The Constitution is the framework for the FEDERAL government and Congress is a FEDERAL body. Congress is banned from establishing a state religion; however, any state clearly can unless the individual state's constitution prohibits it. Nearly all of the cases we see in court are against state or local governments, it should never even be a federal issue.
hey mark wheres that on the map
Article 2 [Foundational Principles]
The Islamic Republic is a system based on belief in:
1) the One God (as stated in the phrase "There is no god except Allah"), His exclusive sovereignty and right to legislate, and the necessity of submission to His commands; 2) Divine revelation and its fundamental role in setting forth the laws;
3) the return to God in the Hereafter, and the constructive role of this belief in the course of man's ascent towards God;
4) the justice of God in creation and legislation;
5) continuous leadership and perpetual guidance, and its fundamental role in ensuring the uninterrupted process of the revolution of Islam; 6) the exalted dignity and value of man, and his freedom coupled with responsibility before God; in which equity, justice, political, economic, social, and cultural independence, and national solidarity are secured by recourse to: a) continuous leadership of the holy persons, possessing necessary qualifications, exercised on the basis of the Koran and the Sunnah, upon all of whom be peace;
b) sciences and arts and the most advanced results of human experience, together with the effort to advance them further;
c) negation of all forms of oppression, both the infliction of and the submission to it, and of dominance, both its imposition and its acceptance.
We could change some of the words around, and we'd have a Christian Constitution. That would really help, don't you think?

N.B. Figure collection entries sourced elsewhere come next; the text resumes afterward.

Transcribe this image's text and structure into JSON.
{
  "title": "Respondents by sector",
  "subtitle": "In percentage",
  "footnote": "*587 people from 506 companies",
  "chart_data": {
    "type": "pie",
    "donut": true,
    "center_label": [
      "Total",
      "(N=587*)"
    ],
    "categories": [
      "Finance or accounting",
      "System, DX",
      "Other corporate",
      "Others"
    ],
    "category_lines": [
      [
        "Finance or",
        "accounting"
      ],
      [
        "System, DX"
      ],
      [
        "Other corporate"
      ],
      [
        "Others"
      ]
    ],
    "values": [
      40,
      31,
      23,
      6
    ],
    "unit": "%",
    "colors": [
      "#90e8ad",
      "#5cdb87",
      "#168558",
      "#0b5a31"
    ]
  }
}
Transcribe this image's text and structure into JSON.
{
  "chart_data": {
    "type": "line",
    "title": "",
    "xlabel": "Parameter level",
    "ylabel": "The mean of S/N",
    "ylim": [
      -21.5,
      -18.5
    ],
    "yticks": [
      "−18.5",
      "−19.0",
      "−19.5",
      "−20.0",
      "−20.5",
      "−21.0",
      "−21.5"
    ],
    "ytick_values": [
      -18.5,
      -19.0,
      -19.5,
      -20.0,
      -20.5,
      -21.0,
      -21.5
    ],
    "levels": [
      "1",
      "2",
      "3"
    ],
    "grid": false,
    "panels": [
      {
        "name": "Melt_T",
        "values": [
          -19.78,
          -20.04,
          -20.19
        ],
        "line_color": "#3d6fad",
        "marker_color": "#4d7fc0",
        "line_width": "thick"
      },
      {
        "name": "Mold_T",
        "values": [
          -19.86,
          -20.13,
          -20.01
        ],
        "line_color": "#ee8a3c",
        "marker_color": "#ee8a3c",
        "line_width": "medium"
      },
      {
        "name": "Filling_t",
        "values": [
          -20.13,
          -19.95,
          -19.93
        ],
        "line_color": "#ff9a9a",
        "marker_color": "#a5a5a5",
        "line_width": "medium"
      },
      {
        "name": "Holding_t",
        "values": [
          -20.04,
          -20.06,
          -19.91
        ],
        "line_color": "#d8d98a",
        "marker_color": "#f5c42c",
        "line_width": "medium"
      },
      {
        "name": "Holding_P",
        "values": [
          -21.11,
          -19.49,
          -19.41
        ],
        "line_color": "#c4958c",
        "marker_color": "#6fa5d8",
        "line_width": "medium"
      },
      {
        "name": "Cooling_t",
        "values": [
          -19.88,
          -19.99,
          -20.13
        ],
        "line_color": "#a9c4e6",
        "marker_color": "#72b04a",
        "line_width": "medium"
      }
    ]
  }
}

Exclusionary? Hmmm....Congress shall make no law respecting the establishing of religion or prohibiting the free exercise thereof is hardly exclusionary. Congress can make no law establishing or excluding a religion, and there can be no religious test for office. How that gets defined as a banishment of all things associated with God is beyond me. Precisely what do these people think prohibiting the free exercise means? Our courts routinely prohibit the free exercise and expression of religion.
See #46
Ping.
American Center for Law and Justice (ACLJ) - http://www.aclj.org
Thomas More Law Center - http://www.thomasmore.org
Alliance Defense Fund - http://www.alliancedefensefund.org
The Rutherford Institute - http://www.rutherford.org/
Exactly. Big Brother, Big Sisters must not exclude homosexuals. That's discrimination don't you know. We wouldn't want to deprive any sexual minority from their "right" to "mentor" our children. I mean, it's not like they are Christians or anything.
Atheists are so tolerant of the beliefs of others.
"You don't have to be a saint to be a mentor." Arghhhh.
What is a religious cancellation? anyone?
There is nothing in the site you liked to that supports that contention.